Action, Ritual, and Ephemerality: Julia Goodman and the (de)Appropriation Wall Posted on May 14, 2009 by Adrienne Skye Roberts
We have an innate desire to preserve things: spaces, objects, memories. Preservation implies a sanctification, a remove from touch, and guard against eventual decay. Public spaces are redeveloped, graffiti is removed, and a new coat of paint added. Art objects, once delicately handmade, are often removed from touch by display cases and the demarcated spaces of museums.
Local artist Julia Goodman is interested in interrupting this process through a focus on ephemerality, ritual, and meditations on time. Goodman’s art practice consists of collecting junk mail once a week from her neighbors in Bernal Heights and transforming the junk mail into cast handmade paper sculptures. Her practice is multi-dimensional: community oriented as she travels door to door collecting paper and studio based as she engages in the laborious process of carving wood, making and casting paper. Goodman’s piece “Eleven Month Mourning Project: August 19, 2007 – July 14, 2008″ is representative of her dynamic process and adds a public dimension to her practice. Goodman created “Eleven Month Mourning Project” as a way of providing herself time to mourn the loss of her father. The foundation of the project is the Mourner’s Kaddish, a Jewish ritual of reciting a prayer in the presence of others for eleven months after the death of a parent.

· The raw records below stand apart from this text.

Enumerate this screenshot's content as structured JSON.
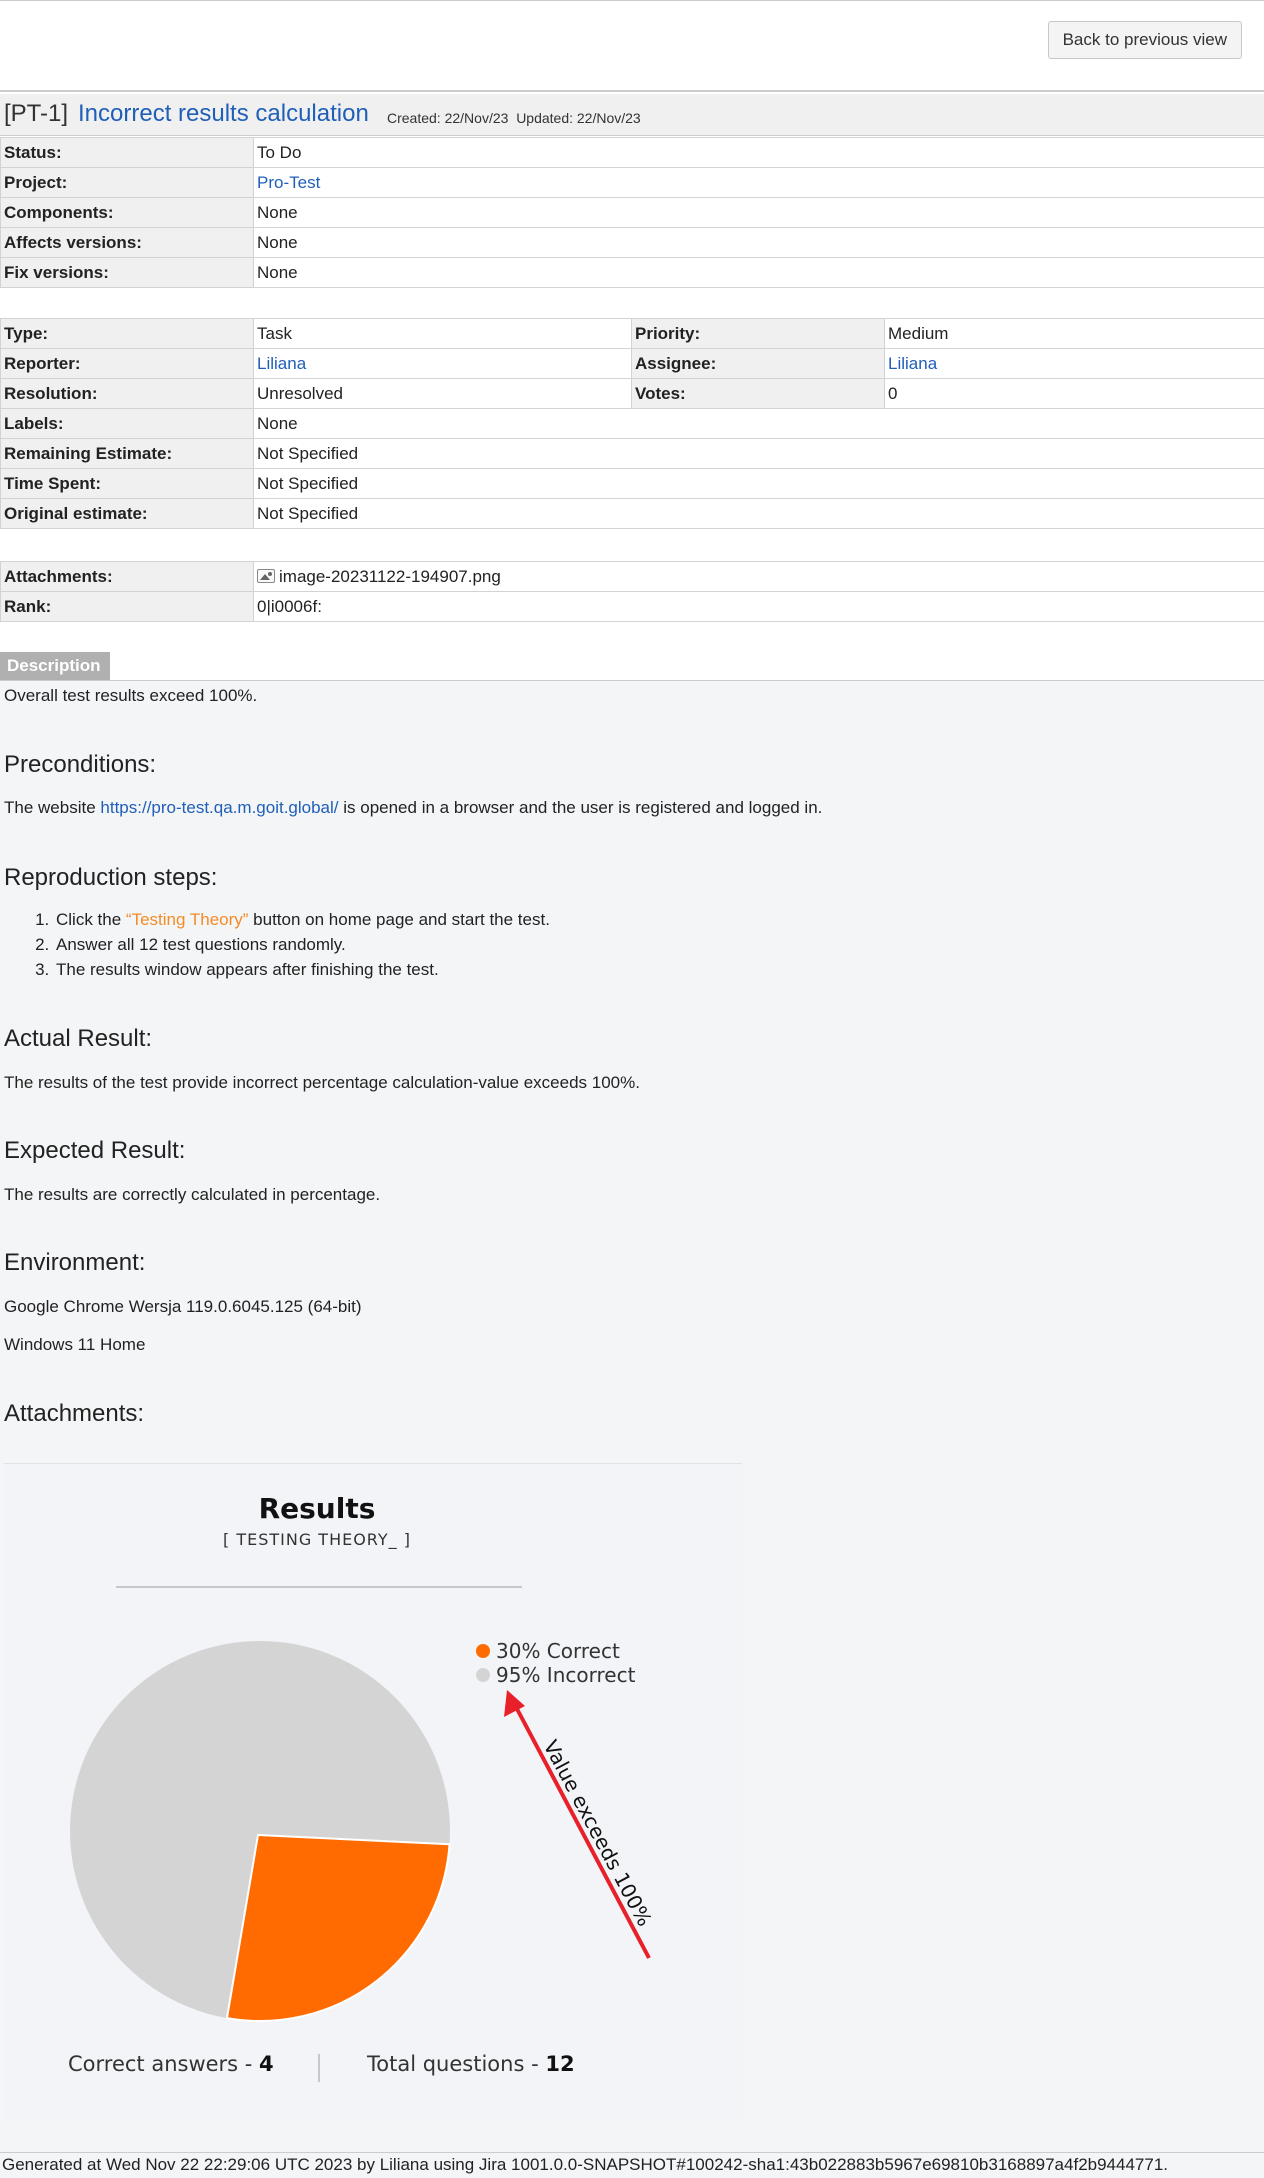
{
  "toolbar": {
    "back_label": "Back to previous view"
  },
  "issue": {
    "key": "[PT-1]",
    "summary": "Incorrect results calculation",
    "created": "Created: 22/Nov/23",
    "updated": "Updated: 22/Nov/23"
  },
  "fields_main": [
    {
      "label": "Status:",
      "value": "To Do"
    },
    {
      "label": "Project:",
      "value": "Pro-Test"
    },
    {
      "label": "Components:",
      "value": "None"
    },
    {
      "label": "Affects versions:",
      "value": "None"
    },
    {
      "label": "Fix versions:",
      "value": "None"
    }
  ],
  "fields_detail": {
    "type": {
      "label": "Type:",
      "value": "Task"
    },
    "priority": {
      "label": "Priority:",
      "value": "Medium"
    },
    "reporter": {
      "label": "Reporter:",
      "value": "Liliana"
    },
    "assignee": {
      "label": "Assignee:",
      "value": "Liliana"
    },
    "resolution": {
      "label": "Resolution:",
      "value": "Unresolved"
    },
    "votes": {
      "label": "Votes:",
      "value": "0"
    },
    "labels": {
      "label": "Labels:",
      "value": "None"
    },
    "remaining": {
      "label": "Remaining Estimate:",
      "value": "Not Specified"
    },
    "spent": {
      "label": "Time Spent:",
      "value": "Not Specified"
    },
    "original": {
      "label": "Original estimate:",
      "value": "Not Specified"
    }
  },
  "fields_extra": {
    "attachments": {
      "label": "Attachments:",
      "value": "image-20231122-194907.png",
      "icon": "image-icon"
    },
    "rank": {
      "label": "Rank:",
      "value": "0|i0006f:"
    }
  },
  "description": {
    "tab_label": "Description",
    "intro": "Overall test results exceed 100%.",
    "preconditions_heading": "Preconditions:",
    "preconditions_before": "The website ",
    "preconditions_link": "https://pro-test.qa.m.goit.global/",
    "preconditions_after": " is opened in a browser and the user is registered and logged in.",
    "steps_heading": "Reproduction steps:",
    "steps": {
      "s1_before": "Click the ",
      "s1_highlight": "“Testing Theory”",
      "s1_after": " button on home page and start the test.",
      "s2": "Answer all 12 test questions randomly.",
      "s3": "The results window appears after finishing the test."
    },
    "actual_heading": "Actual Result:",
    "actual_text": "The results of the test provide incorrect percentage calculation-value exceeds 100%.",
    "expected_heading": "Expected Result:",
    "expected_text": "The results are correctly calculated in percentage.",
    "environment_heading": "Environment:",
    "environment_lines": [
      "Google Chrome Wersja 119.0.6045.125 (64-bit)",
      "Windows 11 Home"
    ],
    "attachments_heading": "Attachments:"
  },
  "screenshot": {
    "title": "Results",
    "subtitle": "[ TESTING THEORY_ ]",
    "legend": [
      {
        "label": "30% Correct",
        "color": "#ff6b00"
      },
      {
        "label": "95% Incorrect",
        "color": "#d4d4d4"
      }
    ],
    "annotation": "Value exceeds 100%",
    "annotation_color": "#e8202a",
    "correct_label": "Correct answers - ",
    "correct_value": "4",
    "total_label": "Total questions - ",
    "total_value": "12",
    "pie": {
      "correct_fraction": 0.2667,
      "correct_color": "#ff6b00",
      "incorrect_color": "#d4d4d4"
    }
  },
  "footer": {
    "generated": "Generated at Wed Nov 22 22:29:06 UTC 2023 by Liliana using Jira 1001.0.0-SNAPSHOT#100242-sha1:43b022883b5967e69810b3168897a4f2b9444771."
  }
}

For each month Goodman created a series of handmade cast paper sculptures and with this work engaged in public art actions, wheat-pasting one piece each day in a public space. The forms of her sculptures–birds in flight, phases of the moon, arrows depicting wind patterns, and sailboats–are a coded language of impermanence and often intangible movement. In Goodman’s words they represent a “different way of navigating through space.” In a more direct symbol, Goodman created a series of silhouettes of John F. Kennedy, Jr. saluting during his father’s funeral; an image that became a national icon of mourning and speaks to the experience of a bereaved child.